Now, you can write code for this Lambda function such that if DynamoDB streams detects a customer is revoking access to data tracking, your Lambda function can call this third-party API's asynchronous data deletion command with the customer ID provided by the DynamoDB stream. The third-party API is then designed to return the Operation ID that is processing in the background. This API delete operation occurs asynchronously, so you will not know immediately when the delete operation has finished, so you will want to save the Operation ID you have returned somewhere. Then, you can later check the status of the Operation and deal with it accordingly. What data option should you choose?
Well, you have several options. The data storage options that come to mind are DynamoDB, RDS, S3, ElastiCache, Redshift, etc.
We are not doing data analytics here -- we are merely saving a few structured fields, so Redshift does not make much sense. We are not performing block-storage, as we are saving a structured schema, so S3 does not make sense. In-memory storage benefits really are not necessary here, so we will forego ElastiCache for now. We could use DynamoDB, however since we have a structured schema, a relational SQL database could take precedent over a NoSQL database in case we want to perform queries on the data later on. Let's go with RDS.
Our Lambda function can connect to RDS and save the user ID, the operation ID returned from the third-party API, as well as other helpful data such as the current time, etc. in a PendingDeletion table.
We now have asynchronous operations running via our third-party API, and we have the operation IDs saved in RDS. What now? Well, we can now architect an automated process that periodically scans all the operation IDs in this database and invoke the second third-party API endpoint to see if the asynchronous delete operations have finished.

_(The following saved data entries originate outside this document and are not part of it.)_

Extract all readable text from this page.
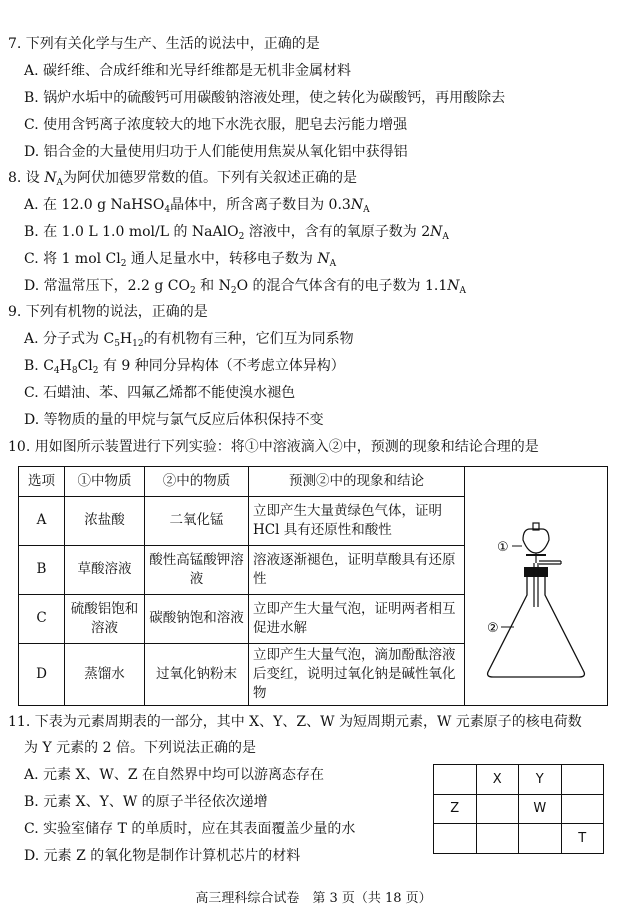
7. 下列有关化学与生产、生活的说法中，正确的是
A. 碳纤维、合成纤维和光导纤维都是无机非金属材料
B. 锅炉水垢中的硫酸钙可用碳酸钠溶液处理，使之转化为碳酸钙，再用酸除去
C. 使用含钙离子浓度较大的地下水洗衣服，肥皂去污能力增强
D. 铝合金的大量使用归功于人们能使用焦炭从氧化铝中获得铝
8. 设 $N_A$为阿伏加德罗常数的值。下列有关叙述正确的是
A. 在 12.0 g NaHSO$_4$晶体中，所含离子数目为 $0.3N_A$
B. 在 1.0 L 1.0 mol/L 的 NaAlO$_2$ 溶液中，含有的氧原子数为 $2N_A$
C. 将 1 mol $Cl_2$ 通人足量水中，转移电子数为 $N_A$
D. 常温常压下，2.2 g $CO_2$ 和 $N_2O$ 的混合气体含有的电子数为 $1.1N_A$
9. 下列有机物的说法，正确的是
A. 分子式为 $C_5H_{12}$的有机物有三种，它们互为同系物
B. $C_4H_8Cl_2$ 有 9 种同分异构体（不考虑立体异构）
C. 石蜡油、苯、四氟乙烯都不能使溴水褪色
D. 等物质的量的甲烷与氯气反应后体积保持不变
10. 用如图所示装置进行下列实验：将①中溶液滴入②中，预测的现象和结论合理的是
选项	①中物质	②中的物质	预测②中的现象和结论	①
②

A	浓盐酸	二氧化锰	立即产生大量黄绿色气体，证明HCl 具有还原性和酸性	
B	草酸溶液	酸性高锰酸钾溶液	溶液逐渐褪色，证明草酸具有还原性	
C	硫酸铝饱和溶液	碳酸钠饱和溶液	立即产生大量气泡，证明两者相互促进水解	
D	蒸馏水	过氧化钠粉末	立即产生大量气泡，滴加酚酞溶液后变红，说明过氧化钠是碱性氧化物	
11. 下表为元素周期表的一部分，其中 X、Y、Z、W 为短周期元素，W 元素原子的核电荷数
为 Y 元素的 2 倍。下列说法正确的是
A. 元素 X、W、Z 在自然界中均可以游离态存在
B. 元素 X、Y、W 的原子半径依次递增
C. 实验室储存 T 的单质时，应在其表面覆盖少量的水
D. 元素 Z 的氧化物是制作计算机芯片的材料
	X	Y	
Z		W	
			T
高三理科综合试卷　第 3 页（共 18 页）
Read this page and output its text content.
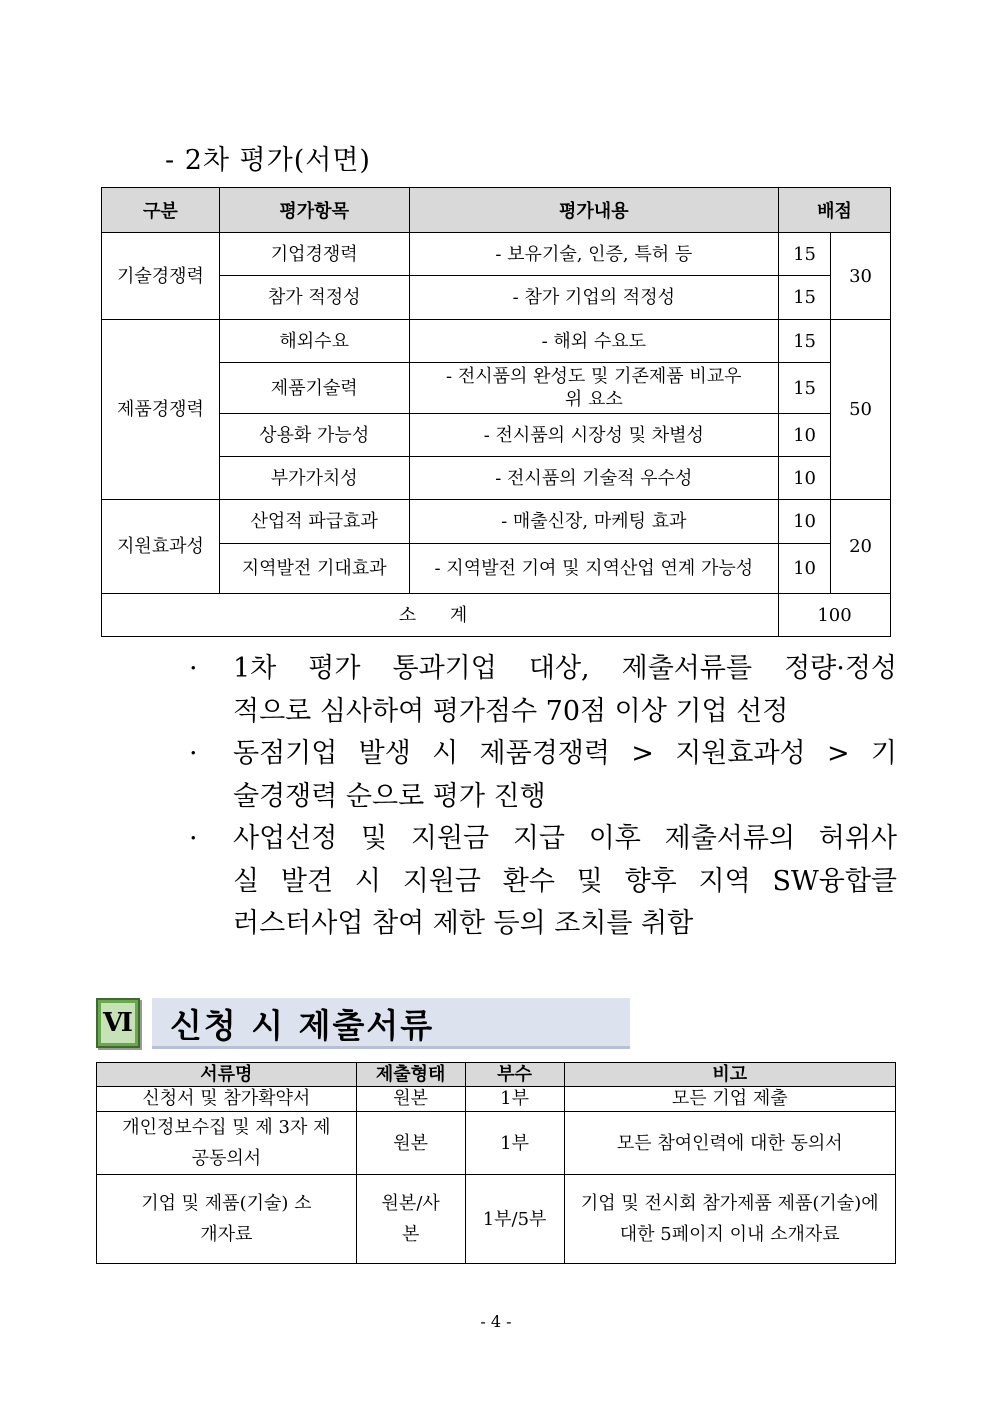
- 2차 평가(서면)
구분	평가항목	평가내용	배점	
기술경쟁력	기업경쟁력	- 보유기술, 인증, 특허 등	15	30
	참가 적정성	- 참가 기업의 적정성	15	
제품경쟁력	해외수요	- 해외 수요도	15	50
	제품기술력	- 전시품의 완성도 및 기존제품 비교우위 요소	15	
	상용화 가능성	- 전시품의 시장성 및 차별성	10	
	부가가치성	- 전시품의 기술적 우수성	10	
지원효과성	산업적 파급효과	- 매출신장, 마케팅 효과	10	20
	지역발전 기대효과	- 지역발전 기여 및 지역산업 연계 가능성	10	
소 계			100	
·	1차 평가 통과기업 대상, 제출서류를 정량·정성
적으로 심사하여 평가점수 70점 이상 기업 선정
·	동점기업 발생 시 제품경쟁력 > 지원효과성 > 기
술경쟁력 순으로 평가 진행
·	사업선정 및 지원금 지급 이후 제출서류의 허위사
실 발견 시 지원금 환수 및 향후 지역 SW융합클
러스터사업 참여 제한 등의 조치를 취함
Ⅵ 신청 시 제출서류
서류명	제출형태	부수	비고
신청서 및 참가확약서	원본	1부	모든 기업 제출
개인정보수집 및 제 3자 제공동의서	원본	1부	모든 참여인력에 대한 동의서
기업 및 제품(기술) 소개자료	원본/사본	1부/5부	기업 및 전시회 참가제품 제품(기술)에 대한 5페이지 이내 소개자료
- 4 -
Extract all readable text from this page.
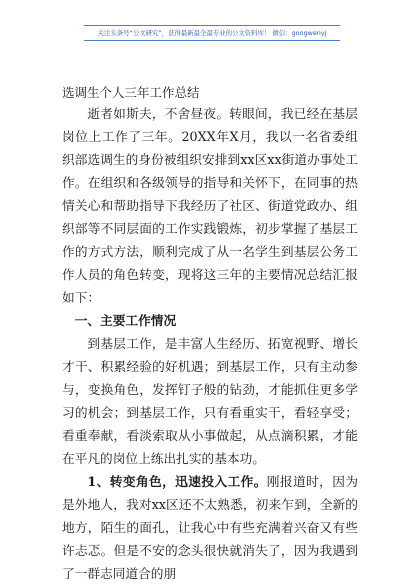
关注头条号“公文研究”，获得最新最全最专业的公文资料库！ 微信：gongwenyj
选调生个人三年工作总结

逝者如斯夫，不舍昼夜。转眼间，我已经在基层岗位上工作了三年。20XX年X月，我以一名省委组织部选调生的身份被组织安排到xx区xx街道办事处工作。在组织和各级领导的指导和关怀下，在同事的热情关心和帮助指导下我经历了社区、街道党政办、组织部等不同层面的工作实践锻炼，初步掌握了基层工作的方式方法，顺利完成了从一名学生到基层公务工作人员的角色转变，现将这三年的主要情况总结汇报如下：

一、主要工作情况

到基层工作，是丰富人生经历、拓宽视野、增长才干、积累经验的好机遇；到基层工作，只有主动参与，变换角色，发挥钉子般的钻劲，才能抓住更多学习的机会；到基层工作，只有看重实干，看轻享受；看重奉献，看淡索取从小事做起，从点滴积累，才能在平凡的岗位上练出扎实的基本功。

1、转变角色，迅速投入工作。刚报道时，因为是外地人，我对xx区还不太熟悉，初来乍到，全新的地方，陌生的面孔，让我心中有些充满着兴奋又有些许忐忑。但是不安的念头很快就消失了，因为我遇到了一群志同道合的朋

To do this, let's create another Lambda function that queries this database, loops through all the entries in the database, and with each entry, call the second endpoint in the third-party API supplied with the operation ID to get the completion status of the asynchronous operation. If the operation was still not completed, we can update the time-based analytics fields in our PendingDeletion table we saved our entry to earlier. If however we learn that the asynchronous delete operation has completed in our third-party API, then we can move the data to the next step. We can then create a second table, CompletedDeletion, in our RDS database that the Lambda function will save the user ID and other relevant information.
So we have the operation down, and our next step is to run this Lambda function on a schedule. Thankfully, AWS provides simple architecture to make this happen.
Let's create an SNS topic with this AWS Lambda function attached as a subscriber. Then, what will happen is whenever the SNS topic is triggered, all subscribers (including our Lambda function) will be invoked to run the operation. SNS is also a good way to utilize an overall microservices architecture, so we are on good ground here.
We still want our function to run on a schedule, so where will we do that? AWS provides simple architecture to make this happen too:
AWS Cloudwatch Events. With this service, let's create a schedule that will trigger our SNS topic we created earlier on 1-hour intervals. This means, our subscribers to our SNS topic will invoke every 1 hour, including our Lambda function which performs the reviewing of our asynchronous delete operations we stored in RDS.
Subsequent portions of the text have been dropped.